In my opinion I believe that the principal works for the greater good of the school and the majority of the students. Holding a child back looks bad for the school, the teachers, and her (which is sad because I believe this school has been great and it was his FIRST school that wasn't). It could, if it happens to a lot of kids, lead to less funding for the school or change it to a less desirable category (schools are reevaluated every year) and therefore hurt other students. To be fair, I believe that in not wanting to hold him back she was trying to do what was best for the greater good of the other kids. But I'm his mother. I work in the best interests of 3 (and soon to be 5) kids. I spend my time with 3 children, not hundreds, and I'm going to do whatever I need to for them. I'm sad that he's being held back but I'm making sure I emphasize to him that this is an opportunity for him to catch up. He didn't do anything wrong and this isn't a failure. I'm making sure he knows that we are extremely proud of him and that we do think he's smart (he is very smart and I think the teachers will be blown away by the difference when his confidence picks up). I think we made the right choice.

So, in a related story that is somewhat funny in a OMFSM that's SAD kind of way: This morning my son was having a hard day and we got to school a little late. If you're late you must have a note from the front office before you can go to class. So we stopped in the office and when asked why we were late (they write the reason on the slip) I told her that we were having a rough morning. She gave him the slip and we walked to class. I looked at his slip and stopped walking... On it she had written "ruff morning". No wonder my son can't read! I expect misspelled words to happen frequently most of the time but she works in a school! These people are shaping my children's lives on a daily basis! And what would be considered a ruff morning, anyway? Is that when the dog ate your homework? Or you were chased by dogs on the way to school? Sigh...


  1. I can't imagine how difficult this is. If it helps I will tell you this. My parents held my youngest brother back one year because he was a young 6 year old. It turned out to be the best thing as he matured to the levels of the students in the class and it gave him confidence socially to attack the learning materials. He went on to become a great student and a star quarterback for the football team. He quit football in high school so he could concentrate on his studies. Got scholarships for college and now works as a Senior VP for his company. All of this before he's 40. He is very successful. Too often being held back is seen as too negative thing when it can be very beneficial.

  2. Don't be sad; you really are making the best decision for your son. We held our daughter back (she repeated the third grade) because of significant challenges in math. I didn't want her to go on to the fourth grade and have her struggles in math impact her performance in her other subjects. It was the best decision we ever made. In her second year of third grade, her math skills improved and more importantly, her confidence and self-esteem blossomed.
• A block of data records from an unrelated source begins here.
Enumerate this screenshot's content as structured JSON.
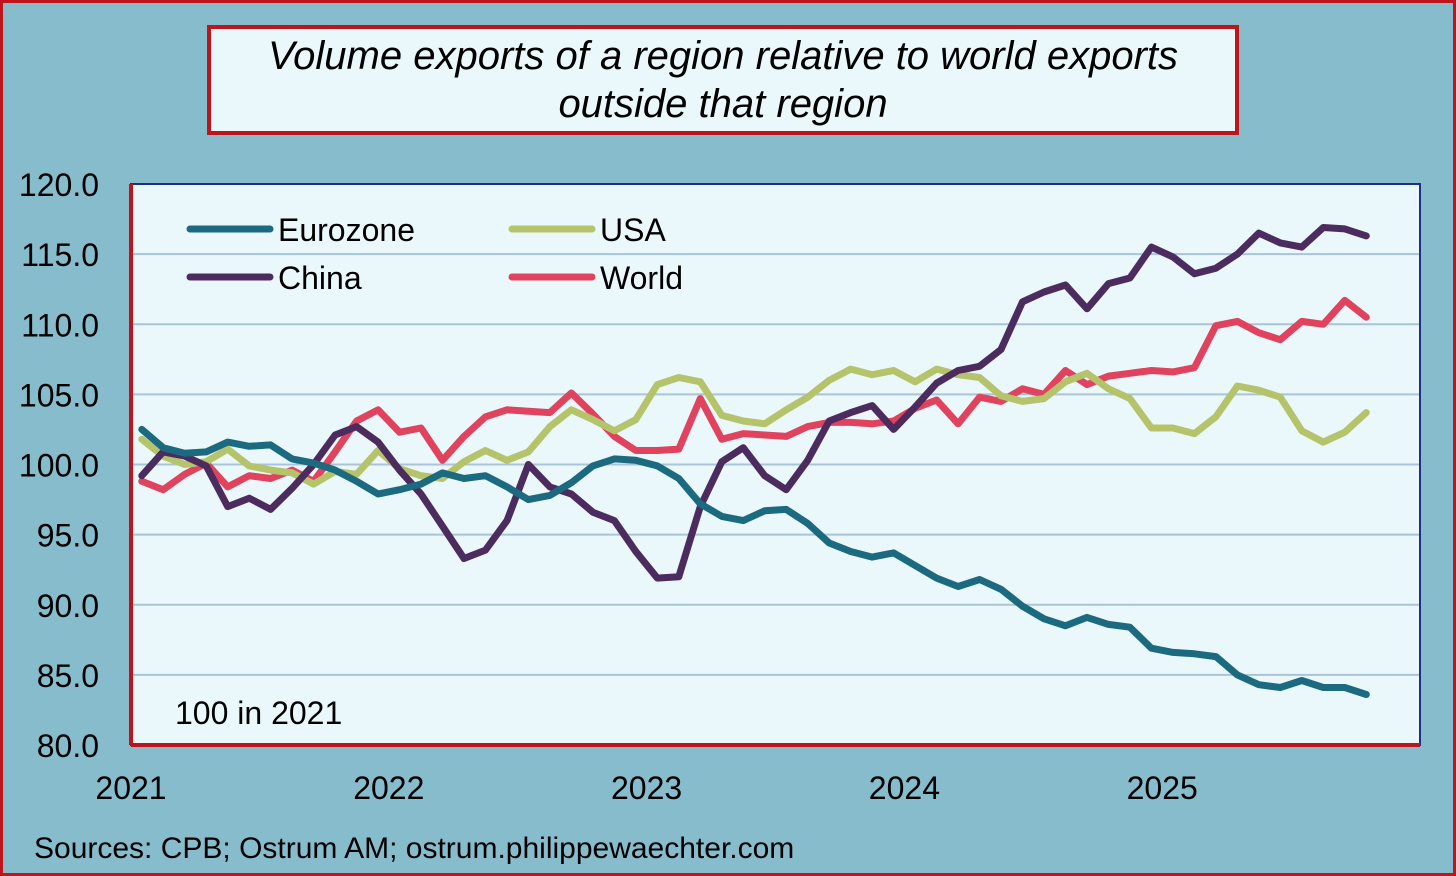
{
  "title_lines": [
    "Volume exports of a region relative to world exports",
    "outside that region"
  ],
  "source": "Sources: CPB; Ostrum AM; ostrum.philippewaechter.com",
  "chart_data": {
    "type": "line",
    "title": "Volume exports of a region relative to world exports outside that region",
    "xlabel": "",
    "ylabel": "",
    "ylim": [
      80,
      120
    ],
    "yticks": [
      80,
      85,
      90,
      95,
      100,
      105,
      110,
      115,
      120
    ],
    "ytick_labels": [
      "80.0",
      "85.0",
      "90.0",
      "95.0",
      "100.0",
      "105.0",
      "110.0",
      "115.0",
      "120.0"
    ],
    "xlim": [
      2021,
      2026
    ],
    "xticks": [
      2021,
      2022,
      2023,
      2024,
      2025
    ],
    "xtick_labels": [
      "2021",
      "2022",
      "2023",
      "2024",
      "2025"
    ],
    "annotation": "100 in 2021",
    "grid": "horizontal",
    "legend_position": "top-left",
    "x_start": 2021.0417,
    "x_step": 0.08333,
    "series": [
      {
        "name": "Eurozone",
        "color": "#1c6a80",
        "values": [
          102.5,
          101.2,
          100.8,
          100.9,
          101.6,
          101.3,
          101.4,
          100.4,
          100.1,
          99.6,
          98.8,
          97.9,
          98.2,
          98.6,
          99.4,
          99.0,
          99.2,
          98.4,
          97.5,
          97.8,
          98.7,
          99.9,
          100.4,
          100.3,
          99.9,
          99.0,
          97.2,
          96.3,
          96.0,
          96.7,
          96.8,
          95.8,
          94.4,
          93.8,
          93.4,
          93.7,
          92.8,
          91.9,
          91.3,
          91.8,
          91.1,
          89.9,
          89.0,
          88.5,
          89.1,
          88.6,
          88.4,
          86.9,
          86.6,
          86.5,
          86.3,
          85.0,
          84.3,
          84.1,
          84.6,
          84.1,
          84.1,
          83.6
        ]
      },
      {
        "name": "USA",
        "color": "#b5c46b",
        "values": [
          101.8,
          100.6,
          100.0,
          100.2,
          101.1,
          99.9,
          99.6,
          99.4,
          98.6,
          99.5,
          99.3,
          101.0,
          99.7,
          99.2,
          99.0,
          100.2,
          101.0,
          100.3,
          100.9,
          102.7,
          103.9,
          103.2,
          102.4,
          103.2,
          105.7,
          106.2,
          105.9,
          103.5,
          103.1,
          102.9,
          103.9,
          104.8,
          106.0,
          106.8,
          106.4,
          106.7,
          105.9,
          106.8,
          106.4,
          106.2,
          104.9,
          104.5,
          104.7,
          105.9,
          106.5,
          105.4,
          104.7,
          102.6,
          102.6,
          102.2,
          103.4,
          105.6,
          105.3,
          104.8,
          102.4,
          101.6,
          102.3,
          103.7
        ]
      },
      {
        "name": "China",
        "color": "#4c2c5e",
        "values": [
          99.2,
          100.9,
          100.6,
          99.9,
          97.0,
          97.6,
          96.8,
          98.3,
          100.0,
          102.1,
          102.7,
          101.6,
          99.6,
          97.9,
          95.6,
          93.3,
          93.9,
          96.0,
          100.0,
          98.4,
          97.9,
          96.6,
          96.0,
          93.8,
          91.9,
          92.0,
          97.0,
          100.2,
          101.2,
          99.2,
          98.2,
          100.3,
          103.1,
          103.7,
          104.2,
          102.5,
          104.1,
          105.8,
          106.7,
          107.0,
          108.2,
          111.6,
          112.3,
          112.8,
          111.1,
          112.9,
          113.3,
          115.5,
          114.8,
          113.6,
          114.0,
          115.0,
          116.5,
          115.8,
          115.5,
          116.9,
          116.8,
          116.3
        ]
      },
      {
        "name": "World",
        "color": "#e0435e",
        "values": [
          98.8,
          98.2,
          99.3,
          100.1,
          98.4,
          99.2,
          99.0,
          99.6,
          98.8,
          100.9,
          103.1,
          103.9,
          102.3,
          102.6,
          100.3,
          102.0,
          103.4,
          103.9,
          103.8,
          103.7,
          105.1,
          103.6,
          102.0,
          101.0,
          101.0,
          101.1,
          104.7,
          101.8,
          102.2,
          102.1,
          102.0,
          102.7,
          103.0,
          103.0,
          102.9,
          103.1,
          104.0,
          104.6,
          102.9,
          104.8,
          104.5,
          105.4,
          105.0,
          106.7,
          105.7,
          106.3,
          106.5,
          106.7,
          106.6,
          106.9,
          109.9,
          110.2,
          109.4,
          108.9,
          110.2,
          110.0,
          111.7,
          110.5
        ]
      }
    ]
  }
}
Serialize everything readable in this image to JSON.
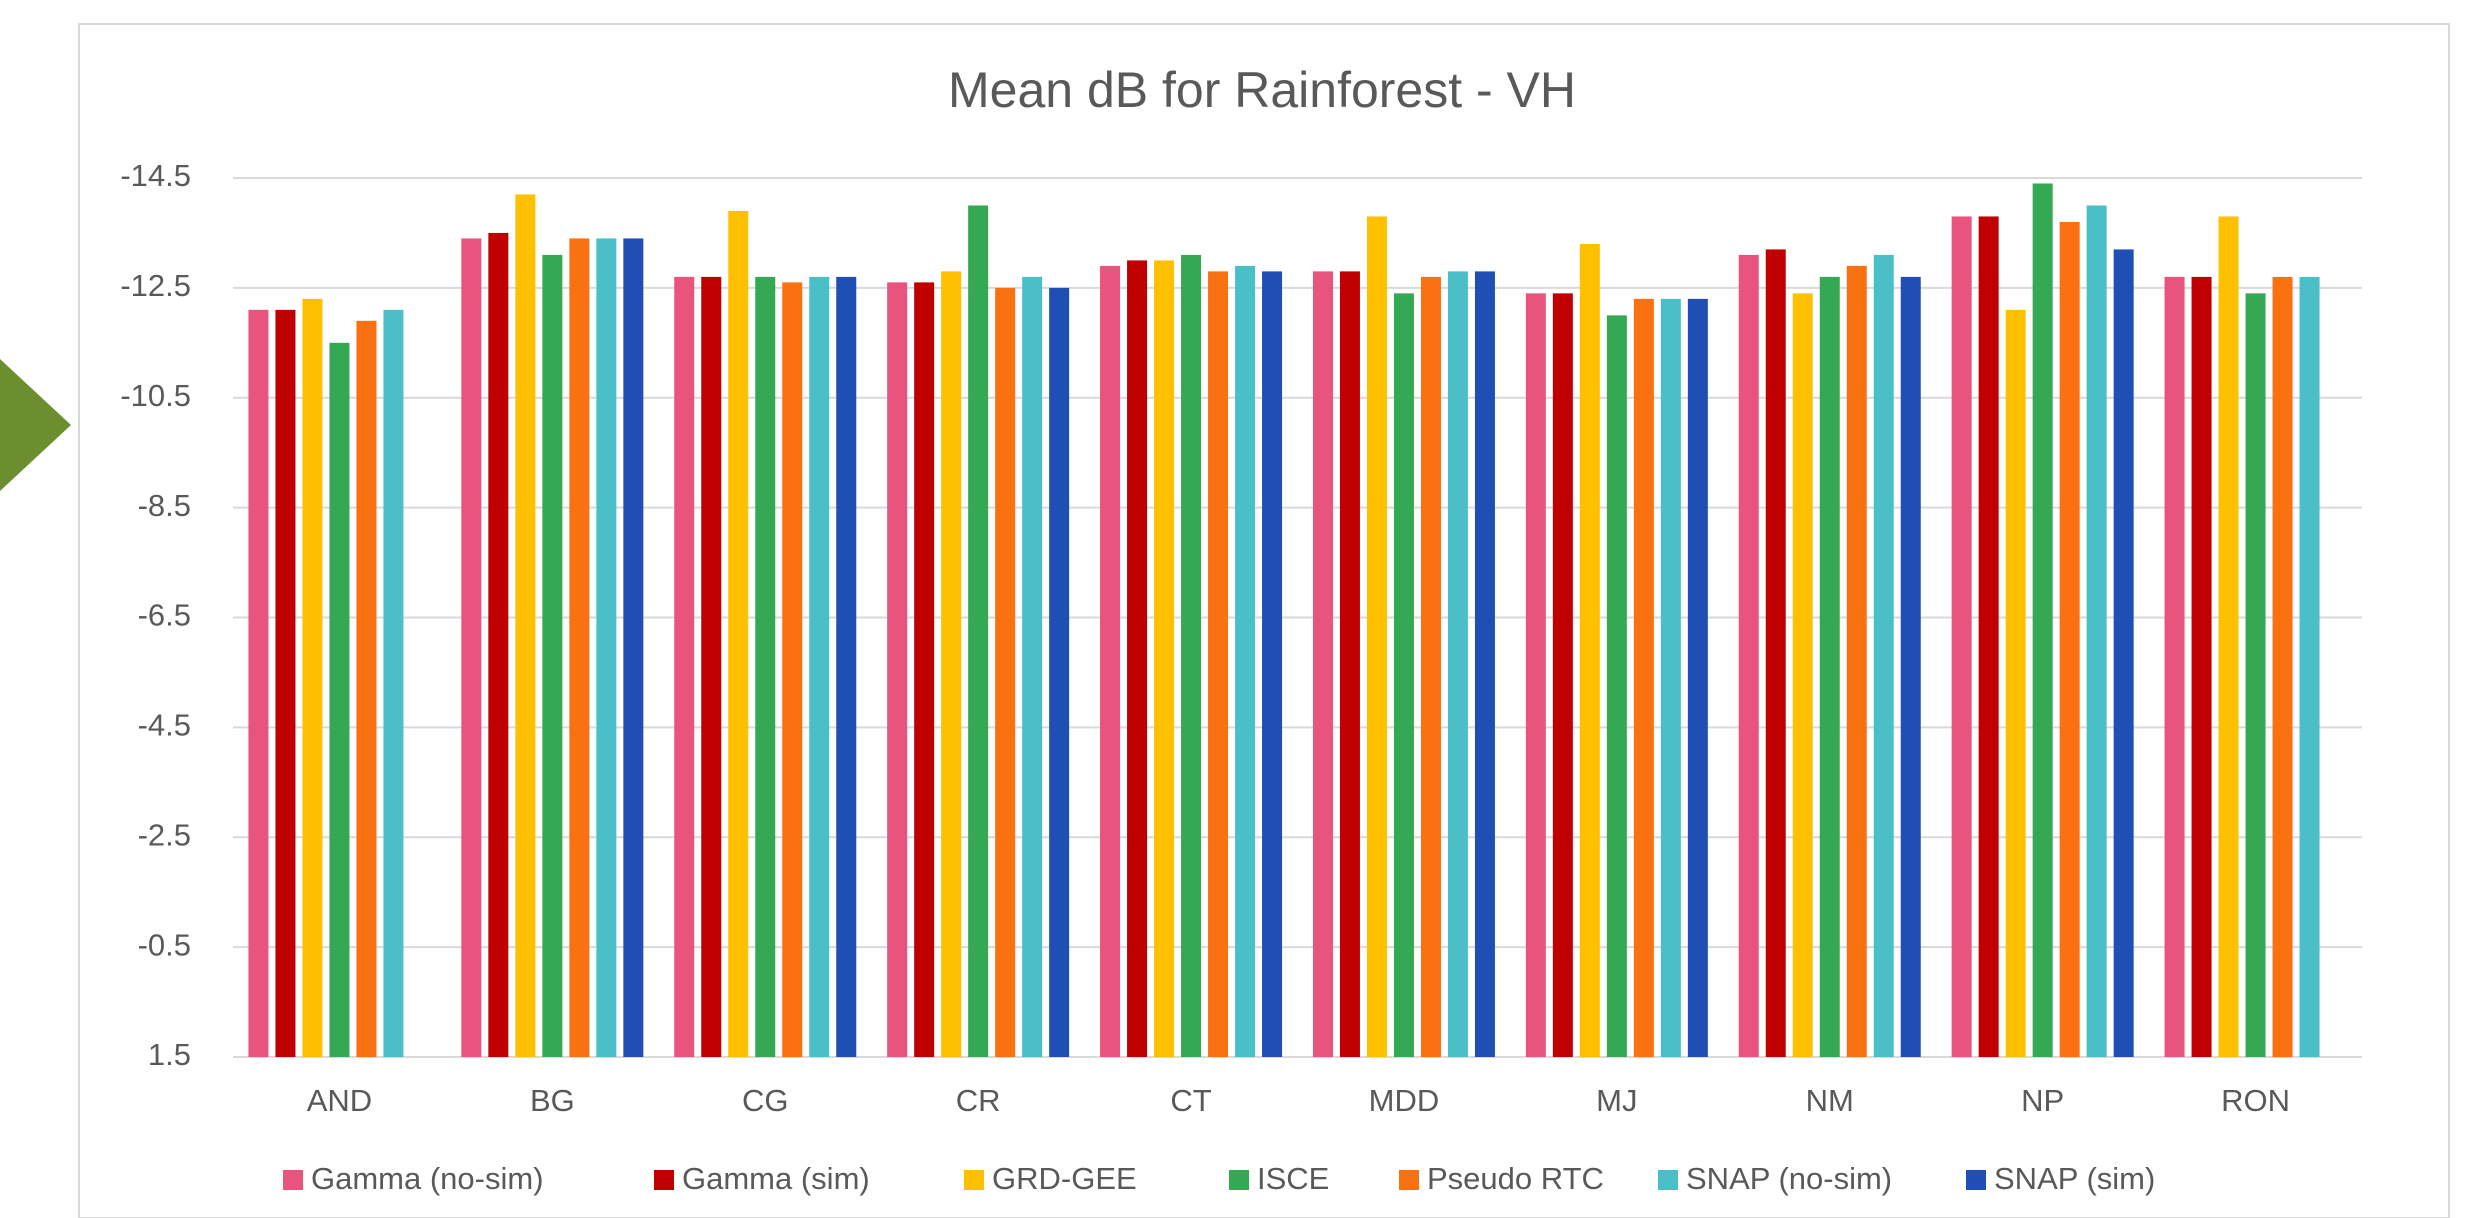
{
  "chart_data": {
    "type": "bar",
    "title": "Mean dB for Rainforest - VH",
    "categories": [
      "AND",
      "BG",
      "CG",
      "CR",
      "CT",
      "MDD",
      "MJ",
      "NM",
      "NP",
      "RON"
    ],
    "series": [
      {
        "name": "Gamma (no-sim)",
        "color": "#e8547e",
        "values": [
          -12.1,
          -13.4,
          -12.7,
          -12.6,
          -12.9,
          -12.8,
          -12.4,
          -13.1,
          -13.8,
          -12.7
        ]
      },
      {
        "name": "Gamma (sim)",
        "color": "#c00000",
        "values": [
          -12.1,
          -13.5,
          -12.7,
          -12.6,
          -13.0,
          -12.8,
          -12.4,
          -13.2,
          -13.8,
          -12.7
        ]
      },
      {
        "name": "GRD-GEE",
        "color": "#ffc000",
        "values": [
          -12.3,
          -14.2,
          -13.9,
          -12.8,
          -13.0,
          -13.8,
          -13.3,
          -12.4,
          -12.1,
          -13.8
        ]
      },
      {
        "name": "ISCE",
        "color": "#35a853",
        "values": [
          -11.5,
          -13.1,
          -12.7,
          -14.0,
          -13.1,
          -12.4,
          -12.0,
          -12.7,
          -14.4,
          -12.4
        ]
      },
      {
        "name": "Pseudo RTC",
        "color": "#fa7112",
        "values": [
          -11.9,
          -13.4,
          -12.6,
          -12.5,
          -12.8,
          -12.7,
          -12.3,
          -12.9,
          -13.7,
          -12.7
        ]
      },
      {
        "name": "SNAP (no-sim)",
        "color": "#4bbfc8",
        "values": [
          -12.1,
          -13.4,
          -12.7,
          -12.7,
          -12.9,
          -12.8,
          -12.3,
          -13.1,
          -14.0,
          -12.7
        ]
      },
      {
        "name": "SNAP (sim)",
        "color": "#1f4eb4",
        "values": [
          null,
          -13.4,
          -12.7,
          -12.5,
          -12.8,
          -12.8,
          -12.3,
          -12.7,
          -13.2,
          null
        ]
      }
    ],
    "ylim": [
      1.5,
      -14.5
    ],
    "yticks": [
      1.5,
      -0.5,
      -2.5,
      -4.5,
      -6.5,
      -8.5,
      -10.5,
      -12.5,
      -14.5
    ],
    "grid": true,
    "legend": "bottom"
  }
}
There's nothing like a child feeling like they're dumb (her feelings because she felt she "couldn't get math") to batter down the walls of self-esteem. As you are doing, we emphasized that being held back was not a negative thing, but rather a positive one, an opportunity for her to have more time to work through the math issues and really understand the concepts. We've never regretted the decision.

  3. School is about getting children to conform. My daughter is a talker, always has been and very much socially oriented. Because of this, she was difficult to get to focus on work assignments. Many "educators" wanted to label her hyperactive, ADD, yadda yadda. I refused to allow it. You must do your best to control the experts. They have their usefulness but are not infallible.

    And I just can't bring myself to comment on your last paragraph.